Para pesquisador, avanço "silencioso" de loteamentos põe em risco o principal manancial do município
SÃO CARLOS/SP - Apesar da proibição da legislação existente, São Carlos está, "silenciosamente", crescendo dentro da área do manancial da bacia hidrográfica Ribeirão do Feijão, o que pode comprometer a médio e longo prazo a qualidade e a quantidade do abastecimento hídrico do município. O alerta é do professor do Programa de Pós-graduação em Ciências Ambientais (PPGCAm) da Universidade Federal de São Carlos (UFSCar) Francisco Dupas, que desenvolve estudos sobre a preservação do Ribeirão Feijão desde 1994.
Localizada ao sul do município, a bacia do Feijão abrange também Analândia e Itirapina e compreende uma extensão aproximada de 243 km², em parte da área de recarga do Aquífero Guarani, uma unidade de grande importância hidrológica para o estado de São Paulo e o Brasil. "Na década de 1980, a bacia do Feijão e outras captações de água superficial supriam, de modo complementar, o consumo da cidade de São Carlos. Hoje, o consumo de água superficial foi reduzido e a água subterrânea já é maior parcela", compara o docente. "A estratégia dos loteadores é usar ao máximo poços de outras áreas para abastecer São Carlos e, enquanto isso, restringir o uso da estrutura do Feijão para esses novos loteamentos dentro da bacia", diz ele.
Para o professor da UFSCar, é urgente tornar público o que realmente está acontecendo no principal manancial da cidade, para que a degradação ambiental do Feijão seja coibida e recuperada por vias da revegetação. "O grande problema são os interesses financeiros dos loteadores e a falta de divulgação das pesquisas com informações sobre o tema", afirma o professor, que disponibilizou o e-mail baciadofeijãEste endereço de email está sendo protegido de spambots. Você precisa do JavaScript ativado para vê-lo. para trocar informações com o público sobre o assunto.
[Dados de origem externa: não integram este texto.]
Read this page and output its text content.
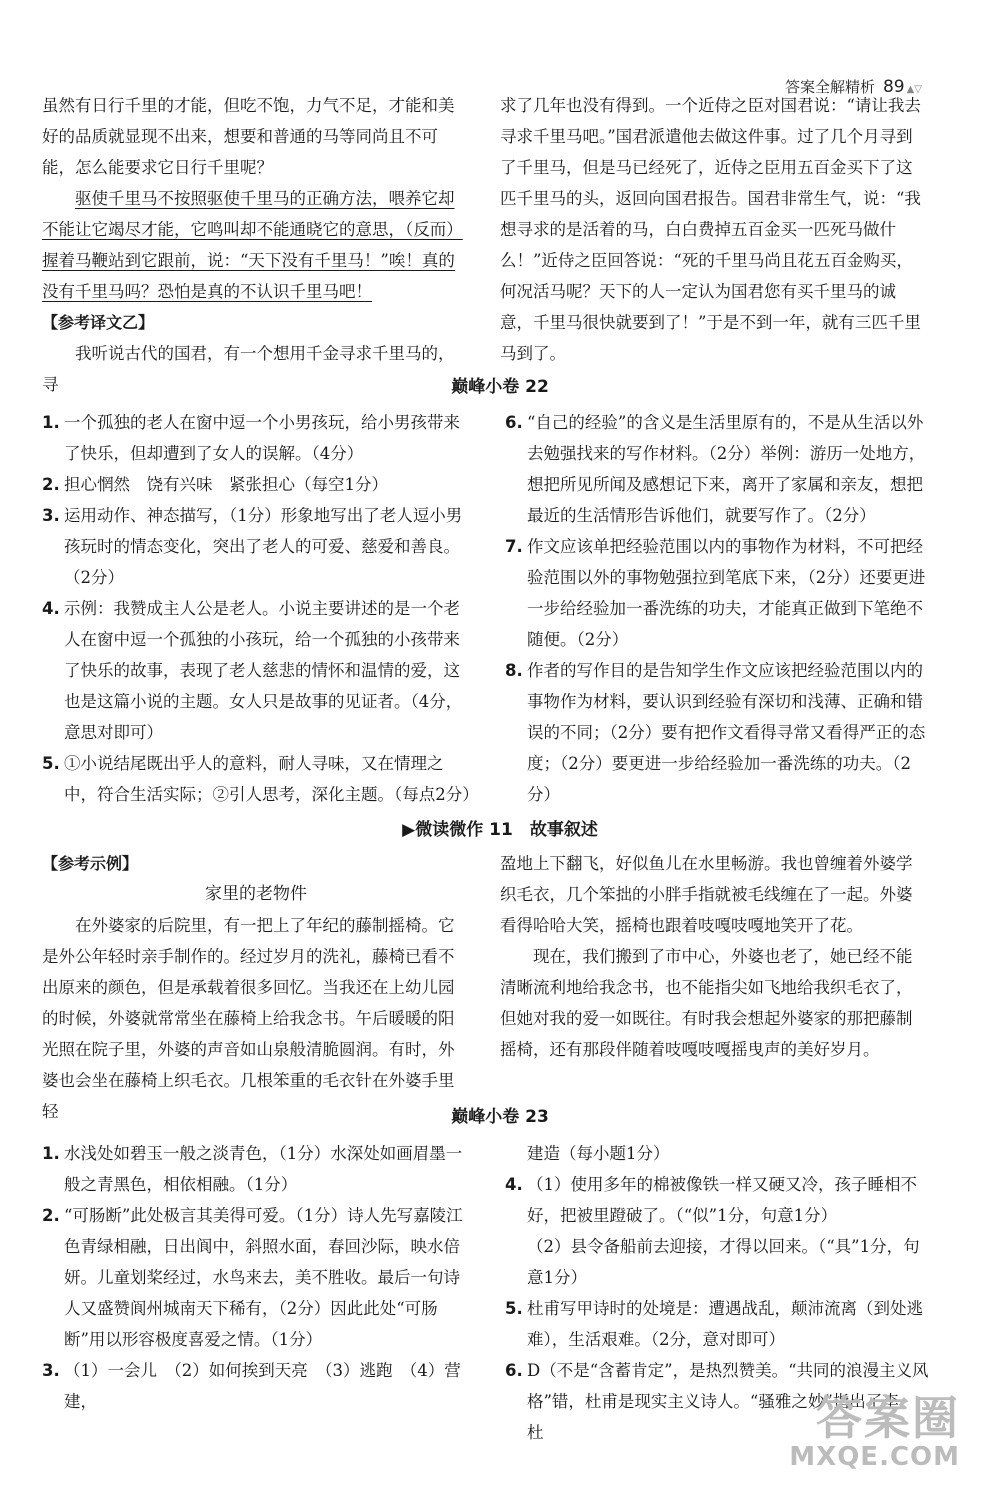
答案全解精析 89 ▲▽

虽然有日行千里的才能，但吃不饱，力气不足，才能和美好的品质就显现不出来，想要和普通的马等同尚且不可能，怎么能要求它日行千里呢？

驱使千里马不按照驱使千里马的正确方法，喂养它却不能让它竭尽才能，它鸣叫却不能通晓它的意思，（反而）握着马鞭站到它跟前，说：“天下没有千里马！”唉！真的没有千里马吗？恐怕是真的不认识千里马吧！

【参考译文乙】

我听说古代的国君，有一个想用千金寻求千里马的，寻

求了几年也没有得到。一个近侍之臣对国君说：“请让我去寻求千里马吧。”国君派遣他去做这件事。过了几个月寻到了千里马，但是马已经死了，近侍之臣用五百金买下了这匹千里马的头，返回向国君报告。国君非常生气，说：“我想寻求的是活着的马，白白费掉五百金买一匹死马做什么！”近侍之臣回答说：“死的千里马尚且花五百金购买，何况活马呢？天下的人一定认为国君您有买千里马的诚意，千里马很快就要到了！”于是不到一年，就有三匹千里马到了。

巅峰小卷 22
1. 一个孤独的老人在窗中逗一个小男孩玩，给小男孩带来了快乐，但却遭到了女人的误解。（4分）
2. 担心惘然　饶有兴味　紧张担心（每空1分）
3. 运用动作、神态描写，（1分）形象地写出了老人逗小男孩玩时的情态变化，突出了老人的可爱、慈爱和善良。（2分）
4. 示例：我赞成主人公是老人。小说主要讲述的是一个老人在窗中逗一个孤独的小孩玩，给一个孤独的小孩带来了快乐的故事，表现了老人慈悲的情怀和温情的爱，这也是这篇小说的主题。女人只是故事的见证者。（4分，意思对即可）
5. ①小说结尾既出乎人的意料，耐人寻味，又在情理之中，符合生活实际；②引人思考，深化主题。（每点2分）
6. “自己的经验”的含义是生活里原有的，不是从生活以外去勉强找来的写作材料。（2分）举例：游历一处地方，想把所见所闻及感想记下来，离开了家属和亲友，想把最近的生活情形告诉他们，就要写作了。（2分）
7. 作文应该单把经验范围以内的事物作为材料，不可把经验范围以外的事物勉强拉到笔底下来，（2分）还要更进一步给经验加一番洗练的功夫，才能真正做到下笔绝不随便。（2分）
8. 作者的写作目的是告知学生作文应该把经验范围以内的事物作为材料，要认识到经验有深切和浅薄、正确和错误的不同；（2分）要有把作文看得寻常又看得严正的态度；（2分）要更进一步给经验加一番洗练的功夫。（2分）
▶微读微作 11　故事叙述

【参考示例】

家里的老物件

在外婆家的后院里，有一把上了年纪的藤制摇椅。它是外公年轻时亲手制作的。经过岁月的洗礼，藤椅已看不出原来的颜色，但是承载着很多回忆。当我还在上幼儿园的时候，外婆就常常坐在藤椅上给我念书。午后暖暖的阳光照在院子里，外婆的声音如山泉般清脆圆润。有时，外婆也会坐在藤椅上织毛衣。几根笨重的毛衣针在外婆手里轻

盈地上下翻飞，好似鱼儿在水里畅游。我也曾缠着外婆学织毛衣，几个笨拙的小胖手指就被毛线缠在了一起。外婆看得哈哈大笑，摇椅也跟着吱嘎吱嘎地笑开了花。

现在，我们搬到了市中心，外婆也老了，她已经不能清晰流利地给我念书，也不能指尖如飞地给我织毛衣了，但她对我的爱一如既往。有时我会想起外婆家的那把藤制摇椅，还有那段伴随着吱嘎吱嘎摇曳声的美好岁月。

巅峰小卷 23
1. 水浅处如碧玉一般之淡青色，（1分）水深处如画眉墨一般之青黑色，相依相融。（1分）
2. “可肠断”此处极言其美得可爱。（1分）诗人先写嘉陵江色青绿相融，日出阆中，斜照水面，春回沙际，映水倍妍。儿童划桨经过，水鸟来去，美不胜收。最后一句诗人又盛赞阆州城南天下稀有，（2分）因此此处“可肠断”用以形容极度喜爱之情。（1分）
3. （1）一会儿　（2）如何挨到天亮　（3）逃跑　（4）营建，
建造（每小题1分）
4. （1）使用多年的棉被像铁一样又硬又冷，孩子睡相不好，把被里蹬破了。（“似”1分，句意1分）
（2）县令备船前去迎接，才得以回来。（“具”1分，句意1分）
5. 杜甫写甲诗时的处境是：遭遇战乱，颠沛流离（到处逃难），生活艰难。（2分，意对即可）
6. D（不是“含蓄肯定”，是热烈赞美。“共同的浪漫主义风格”错，杜甫是现实主义诗人。“骚雅之妙”指出了李、杜	答案圈
MXQE.COM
De acordo com os resultados da última pesquisa da equipe coordenada por Dupas, a adoção de regras mais restritivas como a de Áreas de Proteção e Recuperação dos Mananciais do Município (Aprem), em conjunto com o Plano Diretor, tem gerado bons resultados, uma vez que a vegetação é um dos usos da bacia que mais apresentou crescimento nas Áreas de Proteção Permanentes (APPs) - de 38% para 43% em 10 anos da existência da lei. No entanto, a quebra de restrições à expansão urbana dentro da bacia do Feijão, ocorrida na revisão do Plano Diretor em 2016, deverá gerar um grande retrocesso na recuperação das áreas degradadas e aumento dos poluentes lançados nos rios da bacia, alerta o docente.
E os danos ambientais não se restringem à escassez e poluição das águas. Segundo Dupas, a implantação de um loteamento gera a construção de novas casas e, consequentemente, a impermeabilização do solo, erosão e assoreamento dos rios e córregos. "A impermeabilização por asfaltamento e demais construções provocam pouca infiltração da água de chuva, fazendo com que o escoamento superficial seja cada vez mais turbulento, o que leva a maiores enchentes", detalha o professor.
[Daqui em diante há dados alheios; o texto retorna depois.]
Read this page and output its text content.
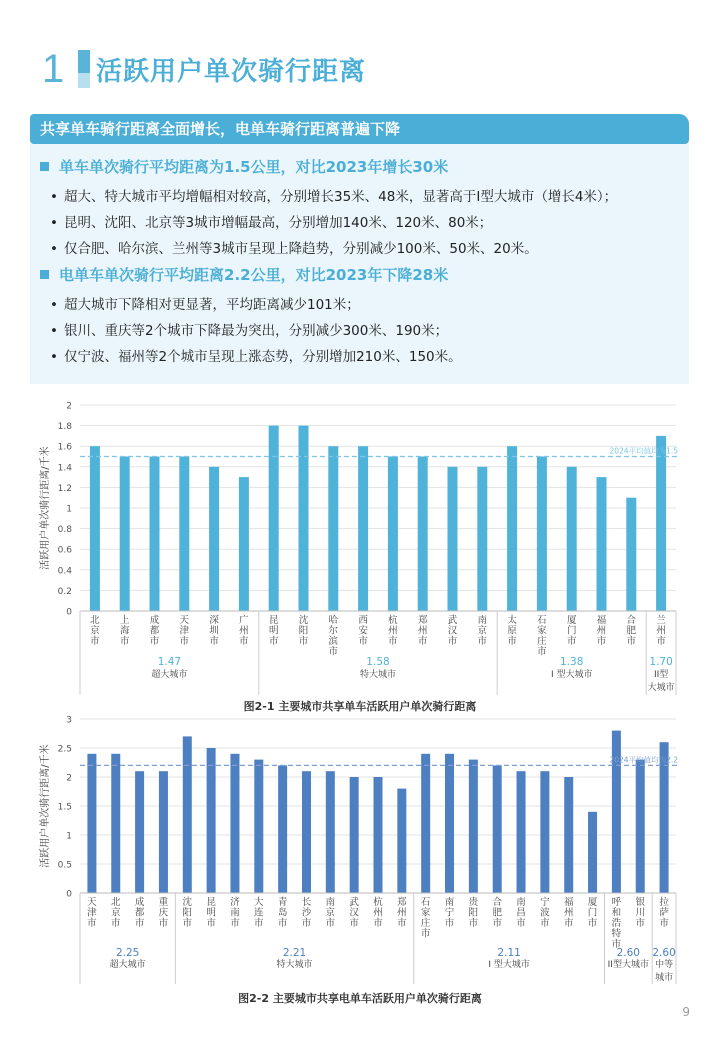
1 活跃用户单次骑行距离
共享单车骑行距离全面增长，电单车骑行距离普遍下降
单车单次骑行平均距离为1.5公里，对比2023年增长30米
• 超大、特大城市平均增幅相对较高，分别增长35米、48米，显著高于I型大城市（增长4米）；
• 昆明、沈阳、北京等3城市增幅最高，分别增加140米、120米、80米；
• 仅合肥、哈尔滨、兰州等3城市呈现上降趋势，分别减少100米、50米、20米。
电单车单次骑行平均距离2.2公里，对比2023年下降28米
• 超大城市下降相对更显著，平均距离减少101米；
• 银川、重庆等2个城市下降最为突出，分别减少300米、190米；
• 仅宁波、福州等2个城市呈现上涨态势，分别增加210米、150米。
0
0.2
0.4
0.6
0.8
1
1.2
1.4
1.6
1.8
2
活跃用户单次骑行距离/千米	2024平均值均为1.5
北
京
市
上
海
市
成
都
市
天
津
市
深
圳
市
广
州
市
昆
明
市
沈
阳
市
哈
尔
滨
市
西
安
市
杭
州
市
郑
州
市
武
汉
市
南
京
市
太
原
市
石
家
庄
市
厦
门
市
福
州
市
合
肥
市
兰
州
市
1.47
超大城市
1.58
特大城市
1.38
I 型大城市
1.70
II型
大城市
图2-1 主要城市共享单车活跃用户单次骑行距离
0
0.5
1
1.5
2
2.5
3
活跃用户单次骑行距离/千米	2024平均值均为2.2
天
津
市
北
京
市
成
都
市
重
庆
市
沈
阳
市
昆
明
市
济
南
市
大
连
市
青
岛
市
长
沙
市
南
京
市
武
汉
市
杭
州
市
郑
州
市
石
家
庄
市
南
宁
市
贵
阳
市
合
肥
市
南
昌
市
宁
波
市
福
州
市
厦
门
市
呼
和
浩
特
市
银
川
市
拉
萨
市
2.25
超大城市
2.21
特大城市
2.11
I 型大城市
2.60
II型大城市
2.60
中等
城市
图2-2 主要城市共享电单车活跃用户单次骑行距离
9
Nesse cenário, o pesquisador da UFSCar explica que a vegetação tem papel essencial para garantir a manutenção de todo tipo de vida e deve ser central nas políticas públicas de preservação ambiental. "Além da urbanização, a agropecuária, devido ao desmatamento, tem pesado muito para a manutenção da qualidade e da quantidade de água. Portanto, a recuperação das áreas degradadas por pastagens também se faz necessária", reforça Dupas, que participa do Grupo de Pesquisa em Geotecnologias, Meio Ambiente e Sustentabilidade.
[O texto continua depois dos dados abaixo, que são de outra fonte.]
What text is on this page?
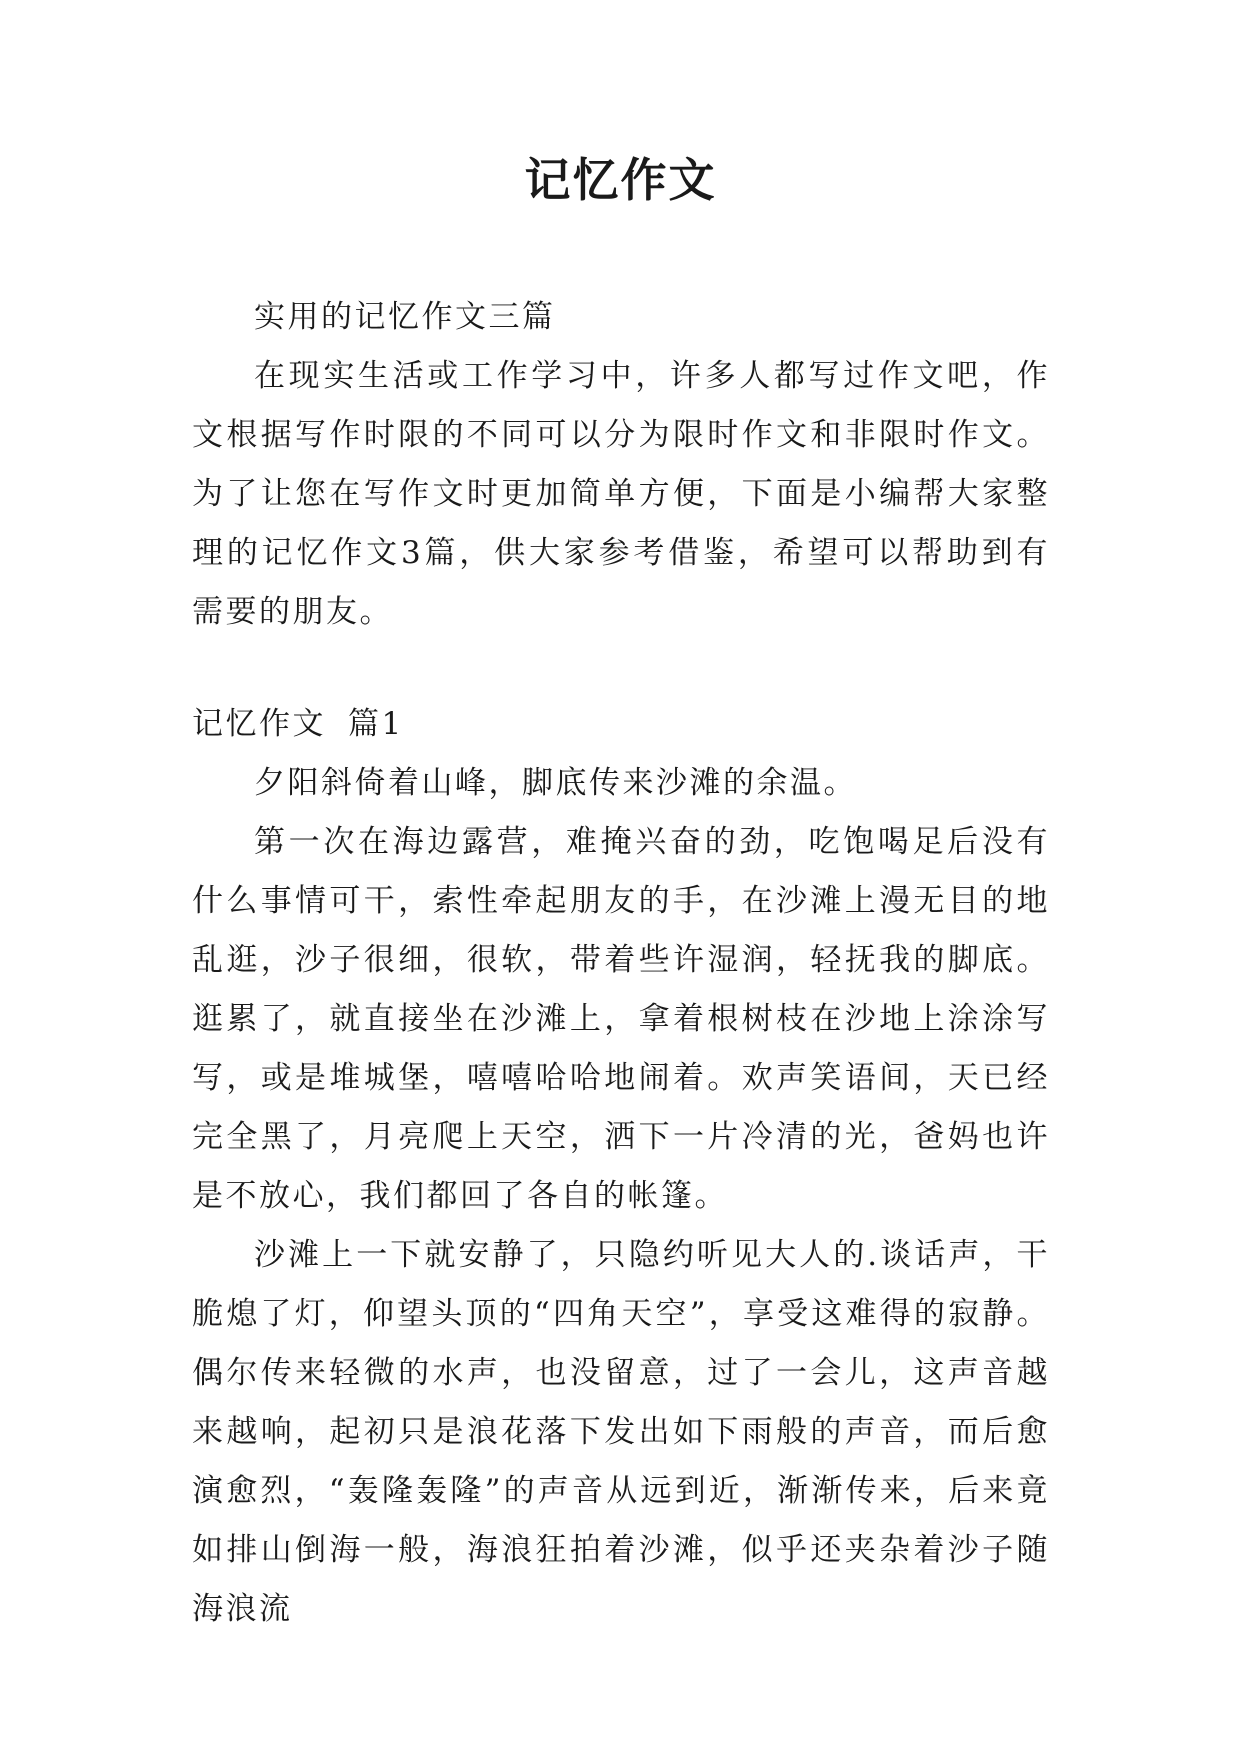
记忆作文

实用的记忆作文三篇

在现实生活或工作学习中，许多人都写过作文吧，作文根据写作时限的不同可以分为限时作文和非限时作文。为了让您在写作文时更加简单方便，下面是小编帮大家整理的记忆作文3篇，供大家参考借鉴，希望可以帮助到有需要的朋友。

记忆作文 篇1

夕阳斜倚着山峰，脚底传来沙滩的余温。

第一次在海边露营，难掩兴奋的劲，吃饱喝足后没有什么事情可干，索性牵起朋友的手，在沙滩上漫无目的地乱逛，沙子很细，很软，带着些许湿润，轻抚我的脚底。逛累了，就直接坐在沙滩上，拿着根树枝在沙地上涂涂写写，或是堆城堡，嘻嘻哈哈地闹着。欢声笑语间，天已经完全黑了，月亮爬上天空，洒下一片冷清的光，爸妈也许是不放心，我们都回了各自的帐篷。

沙滩上一下就安静了，只隐约听见大人的.谈话声，干脆熄了灯，仰望头顶的“四角天空”，享受这难得的寂静。偶尔传来轻微的水声，也没留意，过了一会儿，这声音越来越响，起初只是浪花落下发出如下雨般的声音，而后愈演愈烈，“轰隆轰隆”的声音从远到近，渐渐传来，后来竟如排山倒海一般，海浪狂拍着沙滩，似乎还夹杂着沙子随海浪流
Além de Dupas, os estudos contam com a participação de professores do Departamento de Ciências Ambientais (DCAm) e Engenharia Civil (DECiv) da UFSCar e da Universidade Federal do Rio Grande do Norte (UFRN), e com financiamento da Fundação de Amparo à Pesquisa do Estado de São Paulo (Fapesp), Coordenação de Aperfeiçoamento de Pessoal de Nível Superior (Capes) e Conselho Nacional de Desenvolvimento Científico e Tecnológico (CNPq).
Políticas públicas
Os estudos coordenados por Francisco Dupas indicam algumas ações de curto a longo prazo que podem ser implantadas para frear a degradação da bacia do Feijão. "O primeiro passo imediato seria tornar a população informada sobre a importância vital do manancial em relação ao suprimento de água no município e região", defende o professor.
Para ele, o segundo passo, simultâneo ao primeiro, seria a criação de um grupo junto ao Comitê de Bacias Piracicaba, Corumbataí e Jundiaí (CBH-PCJ) para a viabilização de Pagamento por Serviços Ambientais (PSA) pelos serviços prestados pela bacia em termos de produção de água para a cidade de São Carlos. Esse dispositivo levaria em conta questões como o quanto e qual parcela da população pagaria, conforme o tipo de uso e quantidade consumida em cada propriedade. Outra recomendação, de longo prazo, é estabelecer uma ordem de prioridade para recuperação da bacia, de acordo com a fragilidade de cada ponto. "Feito isso, iniciaríamos a recuperação das áreas degradadas de acordo com a disponibilidade de recursos financeiros arrecadados pelo PSA", afirma o pesquisador.
Mais informações
Os trabalhos coordenados por Dupas têm como objetivo diagnosticar e analisar a situação atual da bacia, principalmente nas questões que envolvem a recuperação ambiental do manancial para a melhoria da qualidade e da quantidade da água de abastecimento urbano de São Carlos. "Estudamos também as alternativas para solução do desmatamento, além das implicações do uso intensivo da bacia hidrográfica pela urbanização, agropecuária, indústrias e serviços. Tudo isso é para que não falte água no futuro, pois a superexploração subterrânea levará à falta desse recurso, haja visto o que ocorreu em cidades como Ribeirão Preto, Bauru etc.", alerta Dupas.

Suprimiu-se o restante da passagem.